Sri Lanka's war on aid workers

September 12, 2009

The communications chief for United Nations children's charity UNICEF, James Elder, has been given until September 21 to leave Sri Lanka for making statements critical of the government.

Elder, an Australian citizen, has been charged over claims he issued statements supporting the views of the Liberation Tigers of Tamil Eelam.

For nearly three decades, the LTTE waged an armed struggle for an independent homeland for the Tamil people in the north of Sri Lanka, before being defeated militarily in May.

Elder spoke out on multiple occasions about the shocking humanitarian crisis facing Tamil civilians in Sri Lanka. He told June 4 Australian: "The nutritional situation of children [in the camps] is a huge concern for Unicef, and restrictions on access hinder our ability to save lives."

For these kind of statements, he was labelled an LTTE sympathiser and enemy of the state.

Former Australian diplomat turned Sri Lankan foreign secretary Palitha Kohona accused Elder of being biased in favour of the LTTE. "Mr Elder was doing propaganda in support of the LTTE", Kohona told AFP on September 6.

Elder's expulsion continues Sri Lanka's long-running war on aid organisations, who are routinely banned from access to internment camps and other disaster areas by the Sri Lankan authorities.

UNICEF's attempts to appease the Sri Lankan authorities have failed to free them from state harassment. UNICEF has been involved in supporting, with the Sri Lankan government, controversial internment camps and "rehabilitation" centres for Tamil civilians.

But UNICEF has itself admitted to often being denied access to these facilities.

Many aid workers fear speaking out about conditions facing Tamil civilians, as this often means deportation and can jeopardise their aid programs.

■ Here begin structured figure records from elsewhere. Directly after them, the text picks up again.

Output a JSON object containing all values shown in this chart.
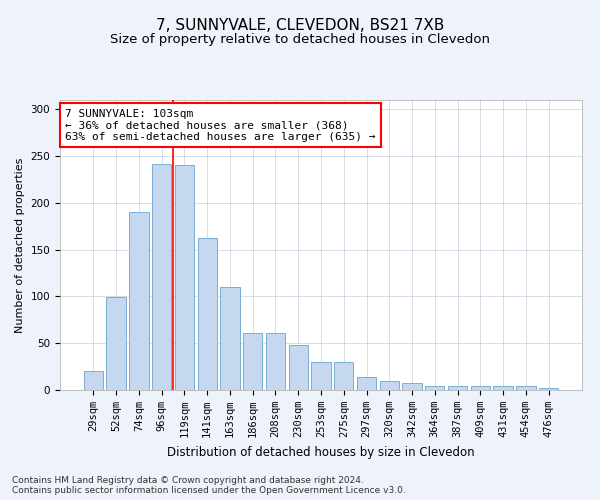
{
  "title": "7, SUNNYVALE, CLEVEDON, BS21 7XB",
  "subtitle": "Size of property relative to detached houses in Clevedon",
  "xlabel": "Distribution of detached houses by size in Clevedon",
  "ylabel": "Number of detached properties",
  "categories": [
    "29sqm",
    "52sqm",
    "74sqm",
    "96sqm",
    "119sqm",
    "141sqm",
    "163sqm",
    "186sqm",
    "208sqm",
    "230sqm",
    "253sqm",
    "275sqm",
    "297sqm",
    "320sqm",
    "342sqm",
    "364sqm",
    "387sqm",
    "409sqm",
    "431sqm",
    "454sqm",
    "476sqm"
  ],
  "values": [
    20,
    99,
    190,
    242,
    241,
    162,
    110,
    61,
    61,
    48,
    30,
    30,
    14,
    10,
    7,
    4,
    4,
    4,
    4,
    4,
    2
  ],
  "bar_color": "#c5d8f0",
  "bar_edge_color": "#7aadd4",
  "vline_x": 3.5,
  "vline_color": "red",
  "annotation_text": "7 SUNNYVALE: 103sqm\n← 36% of detached houses are smaller (368)\n63% of semi-detached houses are larger (635) →",
  "annotation_box_color": "white",
  "annotation_box_edge_color": "red",
  "ylim": [
    0,
    310
  ],
  "yticks": [
    0,
    50,
    100,
    150,
    200,
    250,
    300
  ],
  "footer": "Contains HM Land Registry data © Crown copyright and database right 2024.\nContains public sector information licensed under the Open Government Licence v3.0.",
  "bg_color": "#eef2fa",
  "plot_bg_color": "white",
  "title_fontsize": 11,
  "subtitle_fontsize": 9.5,
  "xlabel_fontsize": 8.5,
  "ylabel_fontsize": 8,
  "tick_fontsize": 7.5,
  "annotation_fontsize": 8,
  "footer_fontsize": 6.5
}
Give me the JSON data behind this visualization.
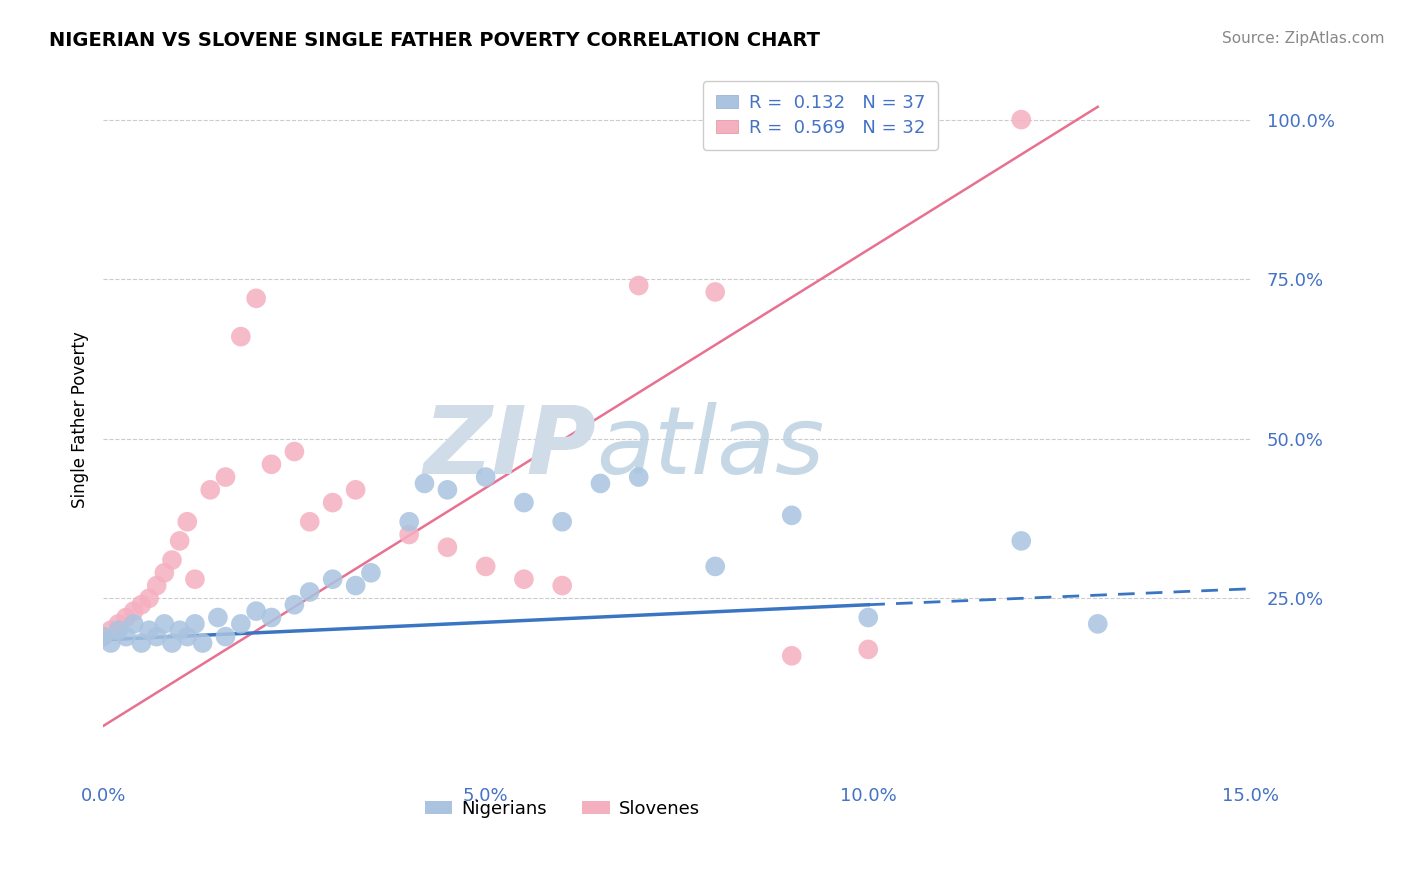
{
  "title": "NIGERIAN VS SLOVENE SINGLE FATHER POVERTY CORRELATION CHART",
  "source": "Source: ZipAtlas.com",
  "ylabel": "Single Father Poverty",
  "xlim": [
    0.0,
    0.15
  ],
  "ylim": [
    -0.02,
    1.08
  ],
  "xtick_labels": [
    "0.0%",
    "5.0%",
    "10.0%",
    "15.0%"
  ],
  "xtick_vals": [
    0.0,
    0.05,
    0.1,
    0.15
  ],
  "ytick_labels": [
    "25.0%",
    "50.0%",
    "75.0%",
    "100.0%"
  ],
  "ytick_vals": [
    0.25,
    0.5,
    0.75,
    1.0
  ],
  "nigerian_color": "#aac4e0",
  "slovene_color": "#f5b0c0",
  "nigerian_line_color": "#3a75c4",
  "slovene_line_color": "#e87090",
  "R_nigerian": 0.132,
  "N_nigerian": 37,
  "R_slovene": 0.569,
  "N_slovene": 32,
  "watermark_zip": "ZIP",
  "watermark_atlas": "atlas",
  "legend_nigerian": "Nigerians",
  "legend_slovene": "Slovenes",
  "grid_color": "#cccccc",
  "nigerian_scatter_x": [
    0.0,
    0.001,
    0.002,
    0.003,
    0.004,
    0.005,
    0.006,
    0.007,
    0.008,
    0.009,
    0.01,
    0.011,
    0.012,
    0.013,
    0.015,
    0.016,
    0.018,
    0.02,
    0.022,
    0.025,
    0.027,
    0.03,
    0.033,
    0.035,
    0.04,
    0.042,
    0.045,
    0.05,
    0.055,
    0.06,
    0.065,
    0.07,
    0.08,
    0.09,
    0.1,
    0.12,
    0.13
  ],
  "nigerian_scatter_y": [
    0.19,
    0.18,
    0.2,
    0.19,
    0.21,
    0.18,
    0.2,
    0.19,
    0.21,
    0.18,
    0.2,
    0.19,
    0.21,
    0.18,
    0.22,
    0.19,
    0.21,
    0.23,
    0.22,
    0.24,
    0.26,
    0.28,
    0.27,
    0.29,
    0.37,
    0.43,
    0.42,
    0.44,
    0.4,
    0.37,
    0.43,
    0.44,
    0.3,
    0.38,
    0.22,
    0.34,
    0.21
  ],
  "slovene_scatter_x": [
    0.0,
    0.001,
    0.002,
    0.003,
    0.004,
    0.005,
    0.006,
    0.007,
    0.008,
    0.009,
    0.01,
    0.011,
    0.012,
    0.014,
    0.016,
    0.018,
    0.02,
    0.022,
    0.025,
    0.027,
    0.03,
    0.033,
    0.04,
    0.045,
    0.05,
    0.055,
    0.06,
    0.07,
    0.08,
    0.09,
    0.1,
    0.12
  ],
  "slovene_scatter_y": [
    0.19,
    0.2,
    0.21,
    0.22,
    0.23,
    0.24,
    0.25,
    0.27,
    0.29,
    0.31,
    0.34,
    0.37,
    0.28,
    0.42,
    0.44,
    0.66,
    0.72,
    0.46,
    0.48,
    0.37,
    0.4,
    0.42,
    0.35,
    0.33,
    0.3,
    0.28,
    0.27,
    0.74,
    0.73,
    0.16,
    0.17,
    1.0
  ]
}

Philip Alston, the UN's special rapporteur on extrajudicial, summary or arbitrary executions, told Al Jazeera on September 1: "I think the United Nations is in a difficult situation in the sense that it's really a grouping of states and the government of Sri Lanka has been very effective in terms of garnering the support of a large number of states and that does seem to have made the UN rather reluctant to speak out on these issues."

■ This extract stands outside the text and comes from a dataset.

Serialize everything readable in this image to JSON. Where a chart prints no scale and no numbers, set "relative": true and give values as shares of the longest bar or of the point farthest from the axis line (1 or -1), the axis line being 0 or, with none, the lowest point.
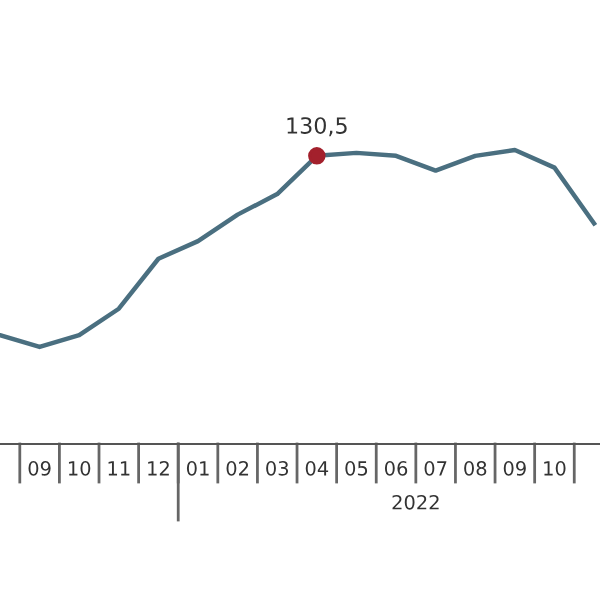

On July 9, Sri Lanka called on international relief organisations to scale down their operations in the country. This is despite the fact that more than 250,000 Tamils languish in overpopulated internment camps and many more remain in "rehabilitation centres" for their alleged involvement with the LTTE.

For a government that continues to lie about its involvement in the deaths of large numbers of civilians and continuing disasterous conditions in their so-called welfare camps, this response is not surprising. The attacks on aid workers is simply another piece of the Sri Lankan regime's wider war on dissent.